Harte Gitarrenriffs, dröhnender Bass, schnelle Schlagzeugbeats und dazu die tiefe, einnehmende Stimme von Sänger Stefan Peters: Das ist Deathmetaldiskoclub. wollen mit klassischem 90er-Jahre Alternative Rock überzeugen. Sänger Peters redet übers Texten: „Als Überthema gilt bei mir wohl das Klarkommen mit der Realität. Es kann sich um einen Gefühlskrieg handeln, es können auch politische Themen sein.“ Und Schlagzeuger Gordon Siewert ergänzt: „Hauptsache die Musik bleibt im Kopf und hat eine eingängige Melodie.“ Der Wettbewerbsgedanke steht für sie nicht an erster Stelle. „Die Preise klingen alle toll“, sagt Strauß begeistert. Die Erstplatzierten gewinnen einen Aufnahmetag in den Peppermint Studios in Hannover und treten beim Open Air im Kaiser-Wilhelm-Park auf. Der Zweitplatzierte bekommt unter anderem einen Auftritt im Exil und die Dritten dürfen auf die Nörgelbuff-Bühne.

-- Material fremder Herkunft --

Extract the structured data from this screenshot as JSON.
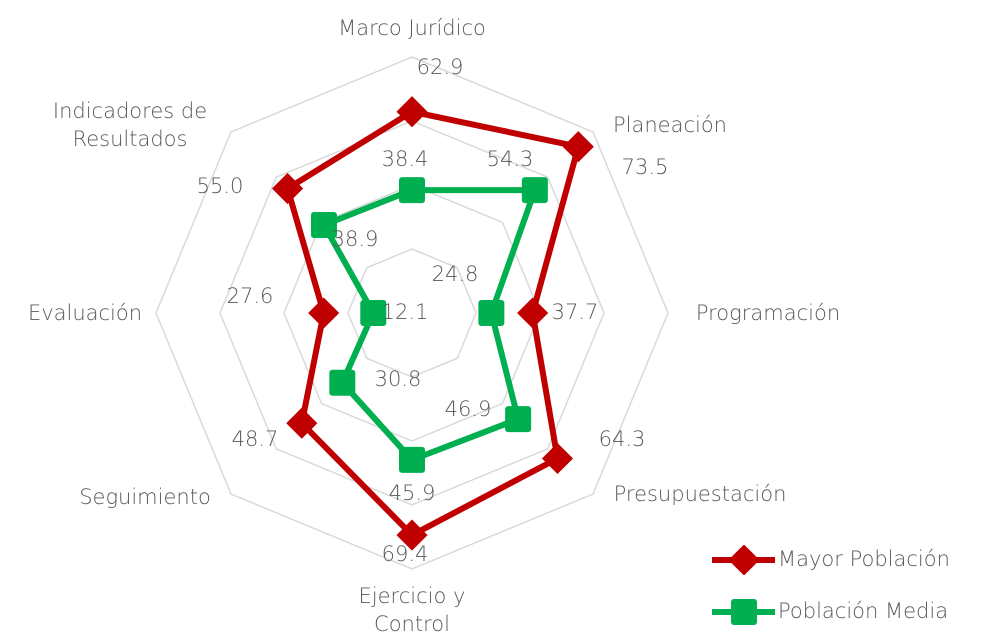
{
  "chart_data": {
    "type": "radar",
    "categories": [
      "Marco Jurídico",
      "Planeación",
      "Programación",
      "Presupuestación",
      "Ejercicio y Control",
      "Seguimiento",
      "Evaluación",
      "Indicadores de Resultados"
    ],
    "series": [
      {
        "name": "Mayor Población",
        "color": "#c00000",
        "values": [
          62.9,
          73.5,
          37.7,
          64.3,
          69.4,
          48.7,
          27.6,
          55.0
        ],
        "value_labels": [
          "62.9",
          "73.5",
          "37.7",
          "64.3",
          "69.4",
          "48.7",
          "27.6",
          "55.0"
        ]
      },
      {
        "name": "Población Media",
        "color": "#00b050",
        "values": [
          38.4,
          54.3,
          24.8,
          46.9,
          45.9,
          30.8,
          12.1,
          38.9
        ],
        "value_labels": [
          "38.4",
          "54.3",
          "24.8",
          "46.9",
          "45.9",
          "30.8",
          "12.1",
          "38.9"
        ]
      }
    ],
    "ylim": [
      0,
      80
    ],
    "yticks": [
      0,
      20,
      40,
      60,
      80
    ],
    "grid": true,
    "legend": "bottom-right"
  }
}
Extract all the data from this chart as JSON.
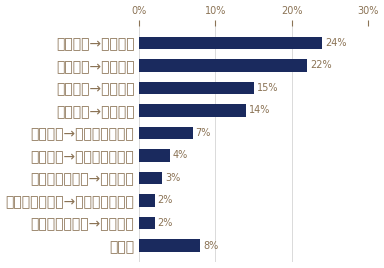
{
  "categories": [
    "その他",
    "ベンチャー企業→大手企業",
    "ベンチャー企業→ベンチャー企業",
    "ベンチャー企業→中小企業",
    "中小企業→ベンチャー企業",
    "大手企業→ベンチャー企業",
    "中小企業→大手企業",
    "大手企業→大手企業",
    "大手企業→中小企業",
    "中小企業→中小企業"
  ],
  "values": [
    8,
    2,
    2,
    3,
    4,
    7,
    14,
    15,
    22,
    24
  ],
  "bar_color": "#1a2a5e",
  "label_color": "#8B7355",
  "axis_label_color": "#8B7355",
  "tick_color": "#8B7355",
  "xlim": [
    0,
    30
  ],
  "xticks": [
    0,
    10,
    20,
    30
  ],
  "background_color": "#ffffff",
  "bar_height": 0.55,
  "fontsize": 7.0,
  "value_fontsize": 7.0
}
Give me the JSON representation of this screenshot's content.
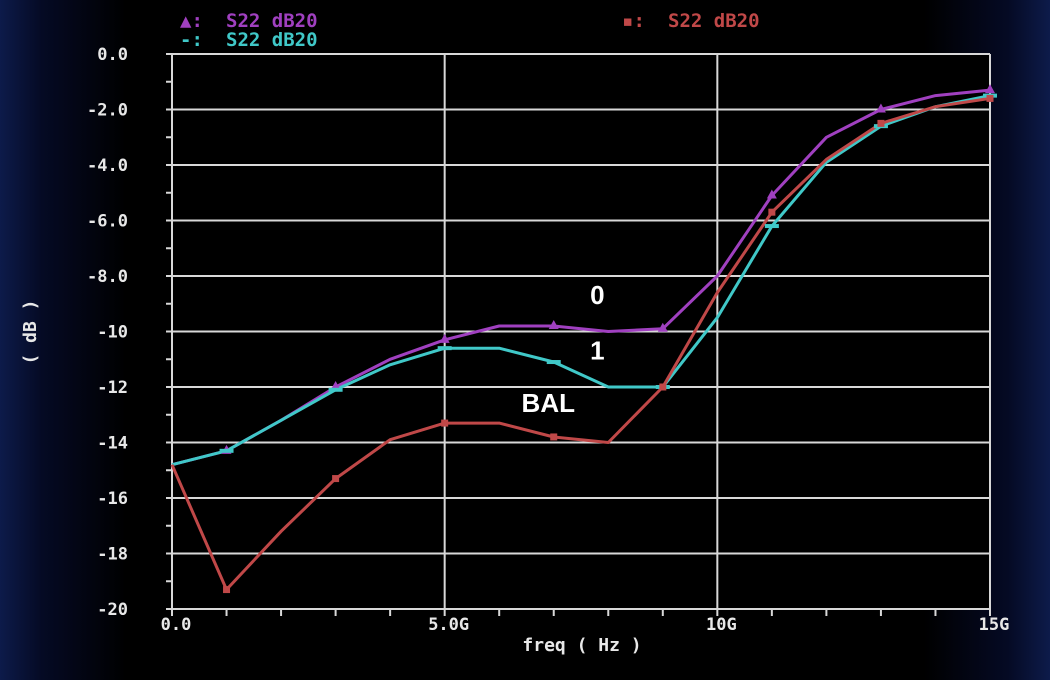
{
  "chart_data": {
    "type": "line",
    "xlabel": "freq ( Hz )",
    "ylabel": "( dB )",
    "xlim": [
      0,
      15
    ],
    "ylim": [
      -20,
      0
    ],
    "grid": true,
    "xticks": [
      {
        "value": 0,
        "label": "0.0"
      },
      {
        "value": 5,
        "label": "5.0G"
      },
      {
        "value": 10,
        "label": "10G"
      },
      {
        "value": 15,
        "label": "15G"
      }
    ],
    "yticks": [
      {
        "value": 0,
        "label": "0.0"
      },
      {
        "value": -2,
        "label": "-2.0"
      },
      {
        "value": -4,
        "label": "-4.0"
      },
      {
        "value": -6,
        "label": "-6.0"
      },
      {
        "value": -8,
        "label": "-8.0"
      },
      {
        "value": -10,
        "label": "-10"
      },
      {
        "value": -12,
        "label": "-12"
      },
      {
        "value": -14,
        "label": "-14"
      },
      {
        "value": -16,
        "label": "-16"
      },
      {
        "value": -18,
        "label": "-18"
      },
      {
        "value": -20,
        "label": "-20"
      }
    ],
    "legend": [
      {
        "symbol": "▲:",
        "label": "S22 dB20",
        "color": "#a040c0"
      },
      {
        "symbol": "-:",
        "label": "S22 dB20",
        "color": "#40c8c8"
      },
      {
        "symbol": "▪:",
        "label": "S22 dB20",
        "color": "#c04848"
      }
    ],
    "series": [
      {
        "color": "#a040c0",
        "marker": "triangle",
        "x": [
          0,
          1,
          2,
          3,
          4,
          5,
          6,
          7,
          8,
          9,
          10,
          11,
          12,
          13,
          14,
          15
        ],
        "y": [
          -14.8,
          -14.3,
          -13.2,
          -12.0,
          -11.0,
          -10.3,
          -9.8,
          -9.8,
          -10.0,
          -9.9,
          -8.0,
          -5.1,
          -3.0,
          -2.0,
          -1.5,
          -1.3
        ]
      },
      {
        "color": "#40c8c8",
        "marker": "dash",
        "x": [
          0,
          1,
          2,
          3,
          4,
          5,
          6,
          7,
          8,
          9,
          10,
          11,
          12,
          13,
          14,
          15
        ],
        "y": [
          -14.8,
          -14.3,
          -13.2,
          -12.1,
          -11.2,
          -10.6,
          -10.6,
          -11.1,
          -12.0,
          -12.0,
          -9.5,
          -6.2,
          -3.9,
          -2.6,
          -1.9,
          -1.5
        ]
      },
      {
        "color": "#c04848",
        "marker": "square",
        "x": [
          0,
          1,
          2,
          3,
          4,
          5,
          6,
          7,
          8,
          9,
          10,
          11,
          12,
          13,
          14,
          15
        ],
        "y": [
          -14.8,
          -19.3,
          -17.2,
          -15.3,
          -13.9,
          -13.3,
          -13.3,
          -13.8,
          -14.0,
          -12.0,
          -8.6,
          -5.7,
          -3.8,
          -2.5,
          -1.9,
          -1.6
        ]
      }
    ],
    "marker_x": [
      1,
      3,
      5,
      7,
      9,
      11,
      13,
      15
    ],
    "annotations": [
      {
        "text": "0",
        "x": 7.8,
        "y": -9.0
      },
      {
        "text": "1",
        "x": 7.8,
        "y": -11.0
      },
      {
        "text": "BAL",
        "x": 6.9,
        "y": -12.9
      }
    ]
  }
}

Die Bands haben die Möglichkeit, sich vor bis 5000 Besuchern des Openair-Konzerts zu beweisen. Für die meisten ist es der erste Auftritt in dieser Größenordnung. Ab 20 Uhr beginnt der Bandwettbewerb, jede Band hat 20 Minuten Zeit, um alles zu geben. In den Umbaupausen werden die „Jumpstyler“ der Tanzschule Krebs für Unterhaltung sorgen. Eine Jury aus fachkundigen Experten aus Medien und Veranstaltungspartnern wird den Sieger um etwa 22 Uhr küren. Die Siegerband darf anschließend nochmals auftreten. Der Top-Act des Abends, die Band Wannabeatz, trifft um 22.40 Uhr auf. Ein kostenloser Buspendeldienst bringt die Besucher vom Bahnhof Göttingen bis zum „Kauf Park“ und zurück. Der Eintritt ist frei.